Gwarzo's suspension from SEC irreversible – Minister

By Samuel Ogidan and Gift Chapi Odekina
The Minister of Finance, Mrs. Kemi Adeosunhe, on Tuesday declared that there was no going back on the suspension of Mr. Mounir Gwarzo from the management of the Securities and Exchange Commission (SEC).
Adeosun stated this when she answered questions from members of the House of Representatives Committee on Capital Market and Institutions at a public hearing on the “need to intervene in the conflict between the minister of finance and the suspended director-general of the Securities and Exchange Commission” in Abuja.
She told the lawmakers that the report of an administrative panel of investigation set up by the ministry to probe the allegations against the suspended DG would be submitted to President Muhammadu Buhari later yesterday.

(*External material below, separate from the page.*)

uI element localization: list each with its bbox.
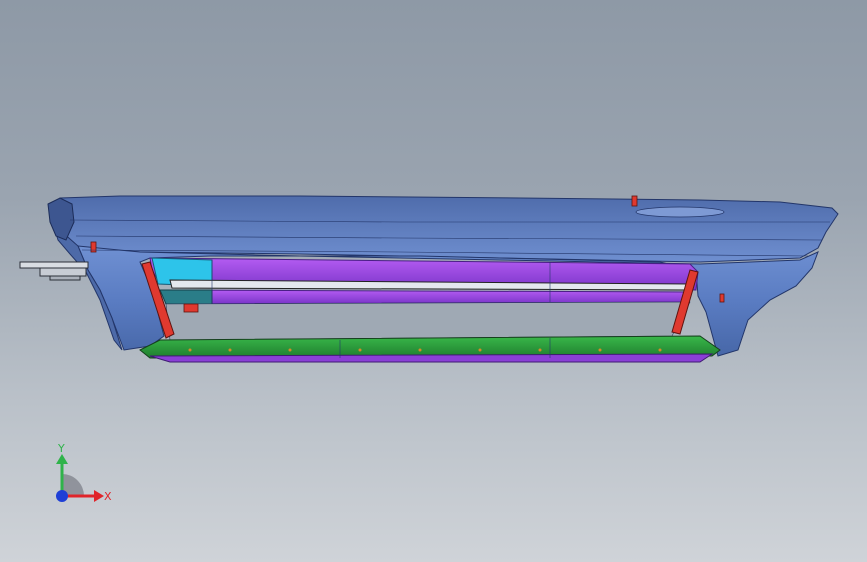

She said that her decision to suspend Gwarzo on October 19, 2017 was to protect the capital market from any unforeseen negative impact because of the controversies surrounding his activities backed by documents revealing his involvement with two private companies, of which one was doing business with SEC.
Adeosun who expressed regrets over the fuss which the controversy has generated, given its potential to negatively rob-off on the capital market, said that findings by the panel revealed that Gwarzo remained a signatory to accounts of both Medusa Investment Ltd and OutBound Ventures Ltd.
The minister stated Gwarzo not only remained in control of both firms against the provision of the Public Service Rules, adding that the embattled DG recently requested for debit cards to the companies’ accounts with an unnamed commercial bank.
While denying interfering in the commission’s decision on Oando Plc in its crisis with shareholders, Adeosun informed the committee that the case against Gwarzo had nothing to with his decision to audit Oando, adding that a whistleblower had submitted loads of documents alleging gross abuse of office and misconduct against him.